Breakthrough cancer drug Avastin approved

pharmafile | January 20, 2005 | News story | Sales and Marketing  

Roche’s new colon cancer treatment Avastin has been approved by the European Commission, where it will go on sale at a 20% discount to its US price.

Avastin received approval as a first line treatment of patients with metastatic carcinoma of the colon or rectum in combination with two types of chemotherapy.

An anti-angiogenesis drug, Avastin is the first treatment of its kind with proven survival benefit for patients with advanced colorectal cancer to be approved and the first to treat patients with previously untreated metastatic colorectal cancer.

Professor Eric Van Cutsem, University Hospital Gasthuisberg, Leuven, Belgium, said: "Avastin represents the culmination of decades of research looking into the process of angiogenesis. It is the first drug that works by choking off the blood supply that feeds tumours."

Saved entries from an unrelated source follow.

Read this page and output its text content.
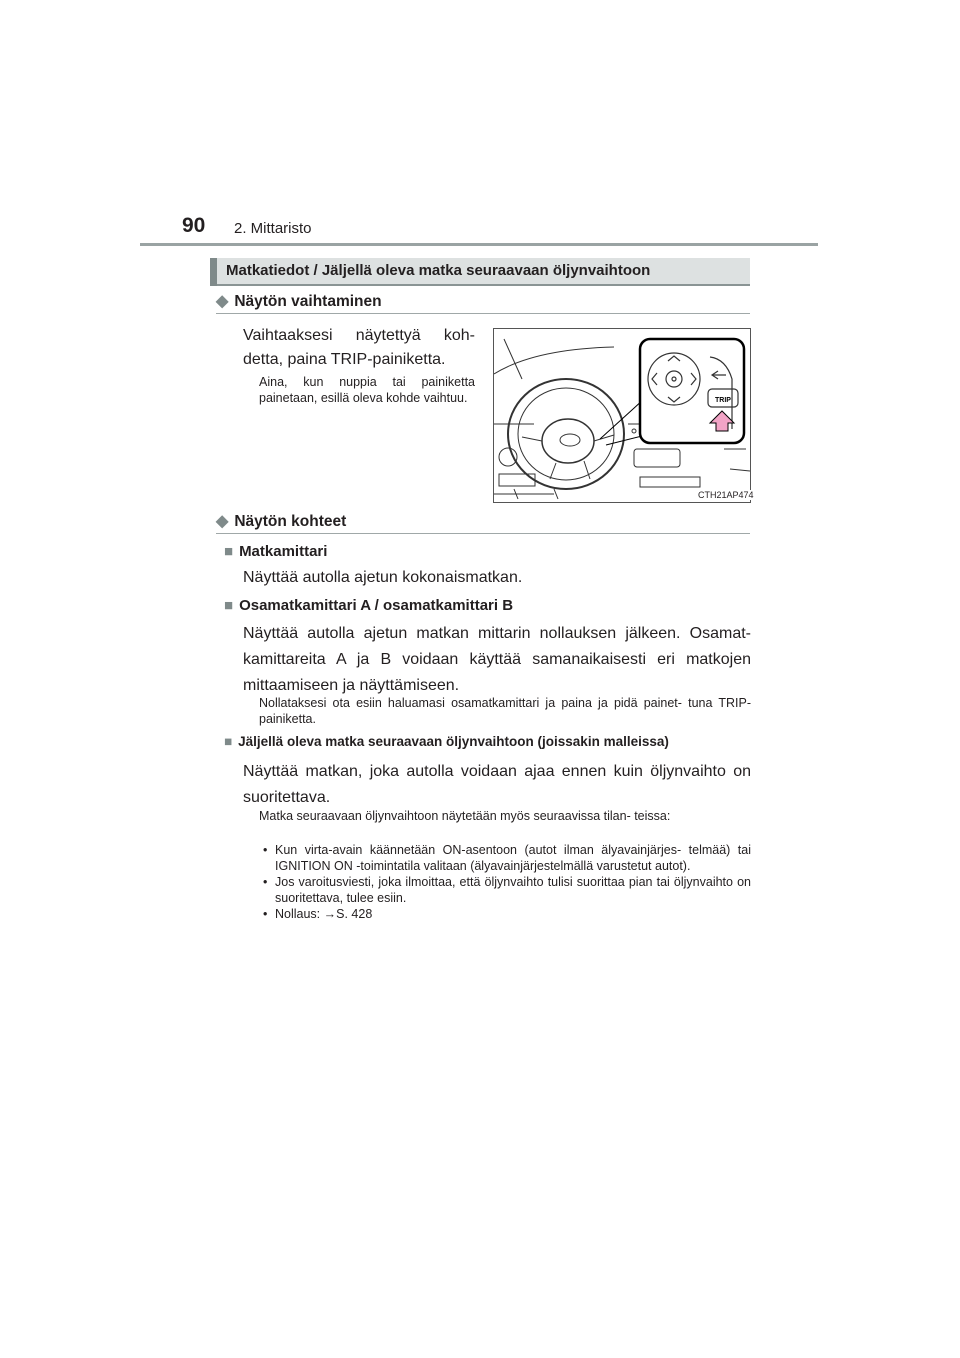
90 2. Mittaristo
Matkatiedot / Jäljellä oleva matka seuraavaan öljynvaihtoon
◆ Näytön vaihtaminen
Vaihtaaksesi näytettyä koh- detta, paina TRIP-painiketta.
Aina, kun nuppia tai painiketta painetaan, esillä oleva kohde vaihtuu.	TRIP
CTH21AP474
◆ Näytön kohteet
■ Matkamittari
Näyttää autolla ajetun kokonaismatkan.
■ Osamatkamittari A / osamatkamittari B
Näyttää autolla ajetun matkan mittarin nollauksen jälkeen. Osamat- kamittareita A ja B voidaan käyttää samanaikaisesti eri matkojen mittaamiseen ja näyttämiseen.
Nollataksesi ota esiin haluamasi osamatkamittari ja paina ja pidä painet- tuna TRIP-painiketta.
■ Jäljellä oleva matka seuraavaan öljynvaihtoon (joissakin malleissa)
Näyttää matkan, joka autolla voidaan ajaa ennen kuin öljynvaihto on suoritettava.
Matka seuraavaan öljynvaihtoon näytetään myös seuraavissa tilan- teissa:
• Kun virta-avain käännetään ON-asentoon (autot ilman älyavainjärjes- telmää) tai IGNITION ON -toimintatila valitaan (älyavainjärjestelmällä varustetut autot).
• Jos varoitusviesti, joka ilmoittaa, että öljynvaihto tulisi suorittaa pian tai öljynvaihto on suoritettava, tulee esiin.
• Nollaus: →S. 428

European approval was based on data from a phase III study of Avastin plus the chemotherapy regimens of intravenous 5-fluorouracil/folinic acid or intravenous 5-fluorouracil/folinic acid/irinotecan.

The trial showed that patients treated with Avastin plus the chemotherapy regimens lived significantly longer than patients receiving the chemotherapy alone on average by nearly five months. Adding Avastin also limited the speed at which the disease progressed.

William Burns, chief executive of Roche Pharmaceuticals Division, said:"Today's full marketing approval represents a significant milestone for clinicians and patients across Europe engaged in the fight against cancer. We will now work to ensure that this breakthrough treatment is widely available throughout Europe as quickly as possible."

The product is predicted by Roche to reach peak sales of more than $2 billion a year. Avastin was co-developed by Genentech with Roche and then licensed to the latter to sell outside the US.

The companies are investigating the drug as a treatment in a number of other cancers, including non-small cell lung cancer, pancreatic cancer, breast cancer and renal cell carcinoma.

They expect to enrol around 15,000 patients in clinical trials worldwide. In 2000, colorectal cancer was the third most commonly reported cancer with 945,000 new cases worldwide; and over 50% of sufferers will die of the disease.